Of 370 patients from 9 urology outpatient clinics, 299 finished this study. Tamsulosin 0.2 mg once daily was administered orally in a nonblind design for a 12-week period. The primary endpoint of this study was to evaluate the effect of tamsulosin with new assessing parameters; the most bothersome symptoms, BPH K1-short form and LOS. The secondary endpoint was to evaluate the effect of tamsulosin with conventional parameters, International Prostate Symptom Score (IPSS), maximum flow rate (Q(max.)), and postvoiding residual urine volume.
A total of 189 (63.2%) of 299 patients responded that their most bothersome symptom had been improved at 12 weeks after study. All 9 items in BPH K1-short form showed statistically significant improvement (P <.05). Overall, 20 (6.7%) patients met criteria for cured, 246 (82.3%) for improved, and 33 (11.0%) for failed. Statistically significant improvements were observed in IPSS, Q(max.), and postvoiding residual urine volume (P <.05).
Tamsulosin 0.2 mg once daily may be an effective treatment, subjectively and objectively in patients with BPH. To evaluate the effect of the treatment in patients with BPH, it may be more effective to use the subjective quality of life questionnaire and the subjective-objective data integrated LOS than the currently used IPSS and Q(max.).
使用新的患者报告结局主观评估和下尿路症状(LUTS)结局评分(LOS)评估坦索罗辛 0.2mg 每日 1 次治疗良性前列腺增生(BPH)患者的疗效。
在 9 个泌尿科门诊中,共招募了 370 名患者,其中 299 名完成了本研究。坦索罗辛 0.2mg 每日 1 次口服,非盲设计治疗 12 周。本研究的主要终点是评估坦索罗辛新评估参数的疗效;最困扰的症状、BPH K1-短表和 LOS。次要终点是评估坦索罗辛传统参数的疗效,包括国际前列腺症状评分(IPSS)、最大尿流率(Qmax.)和残余尿量。
在研究结束后的 12 周内,共有 189 名(63.2%)患者报告他们最困扰的症状得到改善。

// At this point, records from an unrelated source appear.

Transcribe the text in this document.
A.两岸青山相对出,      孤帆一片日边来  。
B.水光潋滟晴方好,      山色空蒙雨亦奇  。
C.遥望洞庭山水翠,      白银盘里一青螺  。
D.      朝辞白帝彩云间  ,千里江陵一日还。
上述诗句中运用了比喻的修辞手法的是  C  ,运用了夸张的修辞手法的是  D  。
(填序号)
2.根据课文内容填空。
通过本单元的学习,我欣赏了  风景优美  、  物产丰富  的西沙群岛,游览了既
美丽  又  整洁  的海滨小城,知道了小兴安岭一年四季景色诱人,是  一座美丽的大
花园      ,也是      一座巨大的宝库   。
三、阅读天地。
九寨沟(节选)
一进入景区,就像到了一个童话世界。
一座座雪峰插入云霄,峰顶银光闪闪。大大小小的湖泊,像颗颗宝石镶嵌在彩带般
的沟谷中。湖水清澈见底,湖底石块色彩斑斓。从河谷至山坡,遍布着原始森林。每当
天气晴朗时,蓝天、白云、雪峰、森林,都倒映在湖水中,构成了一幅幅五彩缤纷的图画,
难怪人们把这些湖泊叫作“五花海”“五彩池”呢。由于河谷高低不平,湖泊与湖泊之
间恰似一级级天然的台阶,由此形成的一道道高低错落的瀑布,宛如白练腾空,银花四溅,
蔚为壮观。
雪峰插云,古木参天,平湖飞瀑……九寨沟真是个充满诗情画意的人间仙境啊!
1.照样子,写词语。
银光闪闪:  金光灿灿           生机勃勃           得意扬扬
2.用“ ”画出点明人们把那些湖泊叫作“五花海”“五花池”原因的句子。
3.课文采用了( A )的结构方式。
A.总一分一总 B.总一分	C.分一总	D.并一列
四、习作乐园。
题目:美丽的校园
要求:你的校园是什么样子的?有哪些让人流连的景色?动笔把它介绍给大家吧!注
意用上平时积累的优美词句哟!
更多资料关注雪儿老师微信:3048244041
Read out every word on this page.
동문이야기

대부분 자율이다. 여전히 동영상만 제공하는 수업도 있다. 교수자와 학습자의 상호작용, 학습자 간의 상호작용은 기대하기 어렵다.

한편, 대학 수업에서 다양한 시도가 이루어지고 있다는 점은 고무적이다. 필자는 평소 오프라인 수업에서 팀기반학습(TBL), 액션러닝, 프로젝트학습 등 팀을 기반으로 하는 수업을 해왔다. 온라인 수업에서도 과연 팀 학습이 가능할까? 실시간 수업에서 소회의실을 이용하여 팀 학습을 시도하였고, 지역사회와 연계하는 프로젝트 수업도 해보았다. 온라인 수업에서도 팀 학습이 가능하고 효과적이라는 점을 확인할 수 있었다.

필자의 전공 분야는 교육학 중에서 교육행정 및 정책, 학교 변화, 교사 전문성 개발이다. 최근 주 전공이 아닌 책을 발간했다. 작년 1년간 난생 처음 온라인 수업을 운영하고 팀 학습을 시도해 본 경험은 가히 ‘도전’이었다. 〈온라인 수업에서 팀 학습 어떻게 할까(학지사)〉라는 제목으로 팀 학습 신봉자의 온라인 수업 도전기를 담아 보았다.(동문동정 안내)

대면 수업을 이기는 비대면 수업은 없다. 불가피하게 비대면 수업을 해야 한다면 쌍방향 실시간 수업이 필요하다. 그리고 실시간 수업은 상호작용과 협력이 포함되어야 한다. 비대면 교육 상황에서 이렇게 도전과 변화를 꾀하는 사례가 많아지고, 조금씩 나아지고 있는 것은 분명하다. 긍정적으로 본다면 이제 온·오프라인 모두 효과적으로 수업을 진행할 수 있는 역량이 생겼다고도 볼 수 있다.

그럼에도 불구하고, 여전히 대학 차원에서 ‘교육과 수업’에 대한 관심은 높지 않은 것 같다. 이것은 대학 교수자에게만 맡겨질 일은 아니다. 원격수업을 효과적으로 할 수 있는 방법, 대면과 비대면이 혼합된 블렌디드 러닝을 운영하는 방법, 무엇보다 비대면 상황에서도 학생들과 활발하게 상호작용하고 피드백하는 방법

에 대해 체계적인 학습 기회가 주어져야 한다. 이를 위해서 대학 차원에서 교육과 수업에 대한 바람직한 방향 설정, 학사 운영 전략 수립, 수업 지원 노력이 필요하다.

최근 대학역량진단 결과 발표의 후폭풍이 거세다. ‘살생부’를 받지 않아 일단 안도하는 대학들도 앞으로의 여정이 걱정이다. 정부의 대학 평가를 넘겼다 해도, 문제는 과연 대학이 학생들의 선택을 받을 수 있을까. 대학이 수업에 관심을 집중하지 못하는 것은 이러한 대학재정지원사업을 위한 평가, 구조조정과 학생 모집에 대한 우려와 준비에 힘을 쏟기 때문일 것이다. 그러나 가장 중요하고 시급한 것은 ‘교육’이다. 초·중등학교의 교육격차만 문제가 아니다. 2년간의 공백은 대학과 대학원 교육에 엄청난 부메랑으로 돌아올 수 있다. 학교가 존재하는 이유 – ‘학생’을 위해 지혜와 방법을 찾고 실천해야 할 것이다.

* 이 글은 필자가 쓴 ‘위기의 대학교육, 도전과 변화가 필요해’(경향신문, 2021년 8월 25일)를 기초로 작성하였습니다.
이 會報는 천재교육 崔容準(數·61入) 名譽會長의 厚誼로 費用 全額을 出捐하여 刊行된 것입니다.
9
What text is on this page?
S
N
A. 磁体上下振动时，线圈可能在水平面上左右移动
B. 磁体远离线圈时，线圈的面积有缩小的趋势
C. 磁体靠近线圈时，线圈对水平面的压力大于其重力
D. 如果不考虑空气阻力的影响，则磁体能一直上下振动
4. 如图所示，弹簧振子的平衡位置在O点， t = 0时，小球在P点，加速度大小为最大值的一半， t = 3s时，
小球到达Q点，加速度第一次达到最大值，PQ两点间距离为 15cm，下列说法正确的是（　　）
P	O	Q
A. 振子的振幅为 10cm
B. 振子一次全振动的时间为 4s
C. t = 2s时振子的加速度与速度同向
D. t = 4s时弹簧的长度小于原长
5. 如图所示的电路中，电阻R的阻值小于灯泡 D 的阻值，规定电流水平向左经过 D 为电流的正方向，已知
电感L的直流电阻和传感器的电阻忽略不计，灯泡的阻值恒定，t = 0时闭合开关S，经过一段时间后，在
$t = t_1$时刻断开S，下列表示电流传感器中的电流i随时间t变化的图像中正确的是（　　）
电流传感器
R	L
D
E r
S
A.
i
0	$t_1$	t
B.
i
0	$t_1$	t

BPH K1-短表的 9 项全部显示统计学显著改善(P<.05)。总体而言,20 名(6.7%)患者符合治愈标准,246 名(82.3%)患者符合改善标准,33 名(11.0%)患者符合失败标准。IPSS、Qmax.和残余尿量均有统计学显著改善(P<.05)。
坦索罗辛 0.2mg 每日 1 次可能是一种有效的治疗方法,可改善 BPH 患者的主观和客观症状。为了评估 BPH 患者的治疗效果,使用主观生活质量问卷和主观客观数据整合的 LOS 可能比目前使用的 IPSS 和 Qmax.更有效。